CEMİYET FARKLI İDEOLOJİLERDEN GAZETECİYİ BİR ARAYA GETİRDİ

Seferihisar’da çok köklü bir gazetecilik geçmişi olduğuna dikkat çeken Karabulut, Seferihisar’da örgütlenme süreçlerini şöyle anlattı: “Seferihisar, 1977’den beri basılı yayınların olduğu, birçok gazetecinin ve basın emekçisinin yer aldığı bir yer. Hikayesi olan her şey çok güzeldir. Seferihisar Gazeteciler Cemiyeti’nin de bir hikayesi var. Şöyle bir hikaye; biliyorsunuz gazetecilik bir değişim ve dönüşüm geçiriyor. Bunun yanı sıra da her geçen gün sayımız artıyor. Bu kapsamda 2019 yılında biz arkadaşlarımızla birlikte Seferihisar Gazeteciler Cemiyetini filizlendirirken bir gazetecilik manifestosu yayınlamaya karar verdik.

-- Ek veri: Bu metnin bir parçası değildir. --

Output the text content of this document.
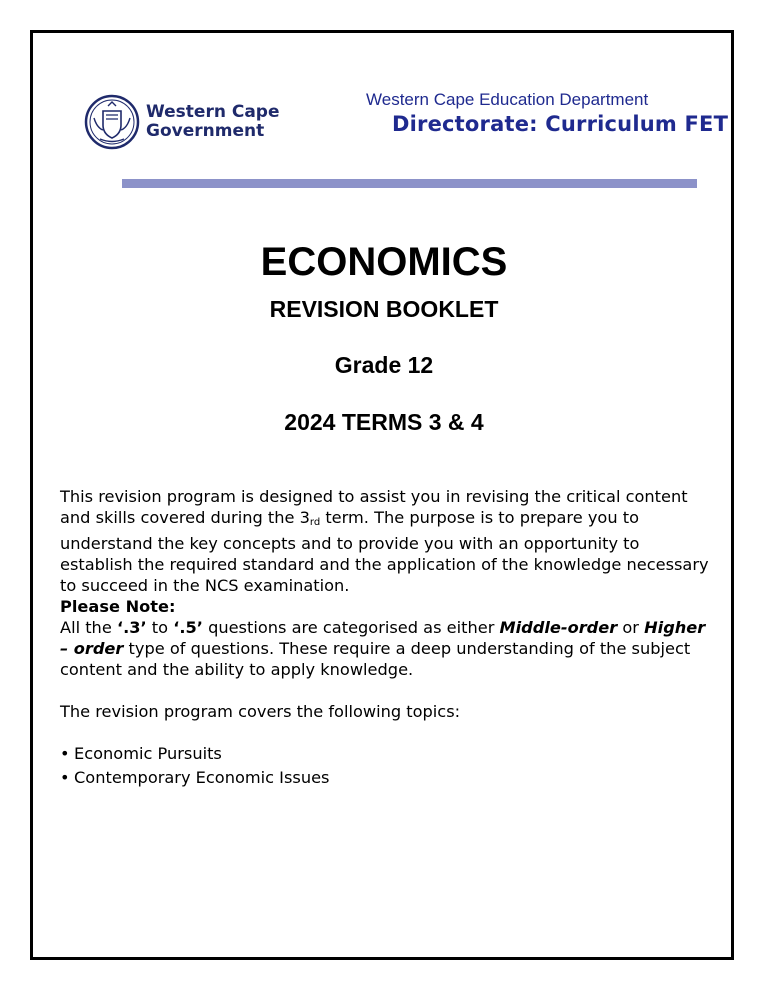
Western Cape
Government
Western Cape Education Department
Directorate: Curriculum FET
ECONOMICS
REVISION BOOKLET
Grade 12
2024 TERMS 3 & 4

This revision program is designed to assist you in revising the critical content and skills covered during the $3_{rd}$ term. The purpose is to prepare you to understand the key concepts and to provide you with an opportunity to establish the required standard and the application of the knowledge necessary to succeed in the NCS examination.

Please Note:

All the ‘.3’ to ‘.5’ questions are categorised as either Middle-order or Higher – order type of questions. These require a deep understanding of the subject content and the ability to apply knowledge.

The revision program covers the following topics:

• Economic Pursuits
• Contemporary Economic Issues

Buna ihtiyaç duyduk çünkü aramıza yeni katılanlar vardı ve biliyorsunuz gazetecilik çok fazla etik kuralı bulunan ve kuralları olan bir meslek. Bu noktada da orada gazeteci olarak bulunan 30 kişiden 28’i manifestosunun altına imzamızı attı. Bu bizi dernekleşmeye götürdü. Tabi sadece gazetelerin imtiyaz sahipleri değil, köşe yazarları, siyasi partilerin basın danışmanları, kamu kurumlarının basın temsilcileri ile birlikte 30 kişiyi geçtik. Baktık ki aslında dünya görüşlerimiz ve ideolojilerimiz farklı olsa da bazı etikler ve gazetecilik bizi bir araya getirebiliyor. Derneğin kuruluş süreci aslında böyle başladı. Sonra rahmetli babam Mustafa Karabulut’un hep bir vizyonu vardı; hedefimizi ve odağımızı gençlere çevirmemizi söylerdi. Bu kapsamda projelerimiz de oldu. Örneğin Tarım Gazeteciliği Buluşması. Orada en değerli olan İletişim Fakültelerinden yeni mezun cıvıl cıvıl gençler, değerli üstatlarımız ile buluştu. Bir tecrübe aktarımı oldu. Bir taraftan da biliyorsunuz gazetecilikte branşlaşma çok önemli o yüzden Tarım Gazeteciliğiyle başladık. Sonrasında da İklim Gazeteciliği Buluşması yaptık. Daha sonra Türkiye’de yapay zeka alanında adını çok duyduğumuz Sinem Saka ile bir proje yaptık. Bu tip programlarla gördük ki gazetecilik bir taraftan da değişen ve dönüşen bir meslek. Dolayısıyla biz bu geçişi daha çok yumuşatmak ve meslektaşlarımıza birtakım yetkinlikler kazandırmak için bu tarz programlar düzenliyoruz.”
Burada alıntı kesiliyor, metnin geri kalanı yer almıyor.